Purpose Of The Study
- To assess the clinical significance of CheckMate 649 eligibility criteria in patients with HER2-negative metastatic gastric cancer.
- To identify prognostic factors influencing treatment outcomes in clinical practice.
- To understand the impact of trial eligibility on subsequent chemotherapy and overall survival.
Main Methods
- Retrospective analysis of 160 patients with HER2-negative metastatic gastric cancer receiving chemotherapy.

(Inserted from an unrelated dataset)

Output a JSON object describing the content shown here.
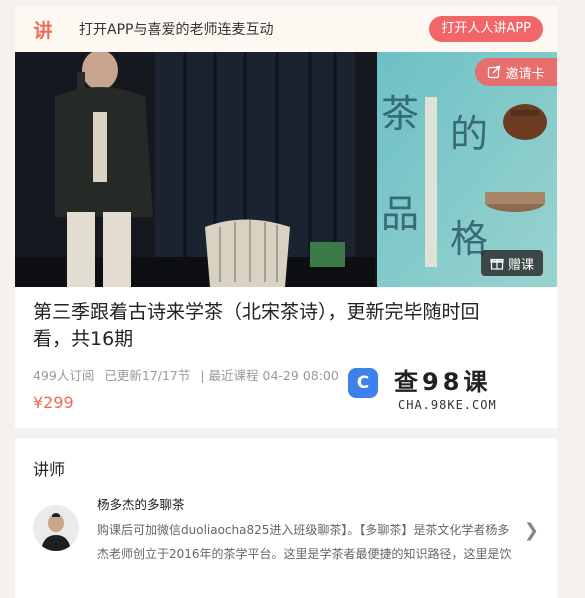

- Classification of patients into eligible and ineligible groups based on CheckMate 649 criteria.
- Comparison of second- and third-line chemotherapy rates, overall survival, and prognostic factors between groups.
Main Results
- 47.5% of patients were eligible, and 52.5% were ineligible for CheckMate 649 criteria.
- The ineligible group showed significantly lower rates of second- and third-line chemotherapy (P=0.02).
- Median overall survival was 22.9 months for eligible vs. 10.5 months for ineligible patients (P<0.01), indicating a poorer prognosis for the ineligible group. Disease control was an independent prognostic factor in both groups.
Conclusions
- CheckMate 649 eligibility criteria are associated with significant differences in chemotherapy access and prognosis for advanced gastric cancer patients in clinical practice.
- Patients with poor general condition, often meeting ineligibility criteria, face worse outcomes.
- These findings highlight the importance of considering real-world patient characteristics beyond trial eligibility for optimizing treatment strategies.